XVI – Quem me dera que a minha vida fosse um carro de bois
Quem me dera
que a minha vida fosse um carro de bois
Que vem a
chiar, manhaninha cedo, pela estrada,
E que para
de onde veio volta depois
Quase à
noitinha pela mesma estrada.
Eu não tinha
que ter esperanças — tinha só que ter rodas...
A minha
velhice não tinha rugas nem cabelo branco...
Quando eu já
não servia, tiravam-me as rodas
E eu ficava
virado e partido no fundo de um barranco.
Ou então
faziam de mim qualquer coisa diferente
E eu não
sabia nada do que de mim faziam...
Mas eu não
sou um carro, sou diferente
Mas em que
sou realmente diferente nunca me diriam.
Depois as
ervas vinham a crescer e encobriam-me todo…
Passavam as
árvores… e eu já nem era visto…
Comia-me a
terra… e eu que era ferro e madeira voltava ao seu lado
Ia direito
ao coração da terra como a alma p’ra Cristo.

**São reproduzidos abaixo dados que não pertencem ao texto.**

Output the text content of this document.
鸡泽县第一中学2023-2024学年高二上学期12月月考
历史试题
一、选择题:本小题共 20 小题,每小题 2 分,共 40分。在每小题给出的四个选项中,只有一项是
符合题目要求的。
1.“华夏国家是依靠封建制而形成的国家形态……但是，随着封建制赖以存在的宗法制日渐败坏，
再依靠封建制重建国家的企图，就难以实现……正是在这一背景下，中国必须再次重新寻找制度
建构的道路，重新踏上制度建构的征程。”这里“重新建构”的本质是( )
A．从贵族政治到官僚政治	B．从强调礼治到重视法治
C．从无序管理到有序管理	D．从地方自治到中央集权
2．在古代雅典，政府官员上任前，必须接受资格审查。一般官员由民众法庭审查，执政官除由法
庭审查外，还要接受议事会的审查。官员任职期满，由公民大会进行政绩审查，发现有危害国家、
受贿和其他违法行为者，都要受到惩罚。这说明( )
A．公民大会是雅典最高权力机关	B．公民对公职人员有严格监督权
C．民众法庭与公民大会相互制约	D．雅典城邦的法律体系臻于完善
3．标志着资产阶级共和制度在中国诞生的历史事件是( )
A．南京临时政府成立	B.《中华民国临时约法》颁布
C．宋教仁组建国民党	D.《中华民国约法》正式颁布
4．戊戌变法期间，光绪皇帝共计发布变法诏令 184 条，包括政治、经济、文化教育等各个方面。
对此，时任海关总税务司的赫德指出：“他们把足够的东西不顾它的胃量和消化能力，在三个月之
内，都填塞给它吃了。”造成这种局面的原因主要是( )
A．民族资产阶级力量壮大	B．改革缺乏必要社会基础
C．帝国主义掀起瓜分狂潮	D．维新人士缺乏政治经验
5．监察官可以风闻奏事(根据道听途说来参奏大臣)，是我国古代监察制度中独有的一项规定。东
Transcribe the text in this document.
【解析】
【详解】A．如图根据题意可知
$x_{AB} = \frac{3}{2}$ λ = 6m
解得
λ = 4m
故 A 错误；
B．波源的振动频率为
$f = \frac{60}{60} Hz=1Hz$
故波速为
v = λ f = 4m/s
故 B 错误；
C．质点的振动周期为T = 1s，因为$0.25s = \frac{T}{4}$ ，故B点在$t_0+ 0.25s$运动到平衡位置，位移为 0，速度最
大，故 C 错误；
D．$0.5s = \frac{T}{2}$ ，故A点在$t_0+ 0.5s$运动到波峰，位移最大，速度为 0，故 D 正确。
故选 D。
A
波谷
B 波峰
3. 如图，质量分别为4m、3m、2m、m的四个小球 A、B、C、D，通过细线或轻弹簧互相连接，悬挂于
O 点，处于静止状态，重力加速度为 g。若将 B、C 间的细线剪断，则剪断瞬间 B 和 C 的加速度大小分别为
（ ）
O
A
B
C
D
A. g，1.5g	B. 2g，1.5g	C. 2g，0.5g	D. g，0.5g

No início deste poema, o sujeito
poético fala-nos sobre a existência rotineira dos carros de bois - passam todos
os dias pela mesma estrada, à mesma hora, e voltam sempre para de onde vieram -
dizendo que gostava de ter uma vida assim, com rotinas específicas, porque
estas trazem consigo um sentimento de paz, tranquilidade, estabilidade.
Diz-nos também que, como estes
objetos já cumprem o propósito que lhes foi designado, não precisaria de se
preocupar com os seus sonhos e esperanças, pois saberia qual o seu lugar no
mundo. Quando já não pudesse servir esse propósito seria dispensado, não teria
de envelhecer com angústia e poderia desaparecer do mundo sem dor.
No entanto, ao lermos os versos “Mas
eu não sou um carro, sou diferente/Mas em que sou realmente diferente nunca me
diriam”, apercebemo-nos de que se calhar a vida do poeta não é assim tão
distinta da dos carros de bois que ele descreveu. As características que marcam
a existência deste objeto (cumprir uma rotina, viver sem pensar, aceitar a
ordem natural das coisas, render-se ao destino, envelhecer sem angústia) são,
afinal, as mesmas que distinguem o sujeito poético dos restantes.
Assim, o objetivismo e o
sensacionismo que seria de esperar do poeta tornam o poema numa negação de si
mesmo pois, ao imaginar a sua vida como sendo algo diferente, ele contradiz os
seus ideais e separa-se da natureza. Isto é, até à última estrofe, a qual vai
servir como elemento de consolidação de tudo o que foi dito e feito
anteriormente.
No final há uma aceitação, o sujeito
poético volta a sofrer uma fusão de si mesmo com a natureza e tudo à sua volta.
Despersonificando-se, ele volta a fazer parte do seu mundo.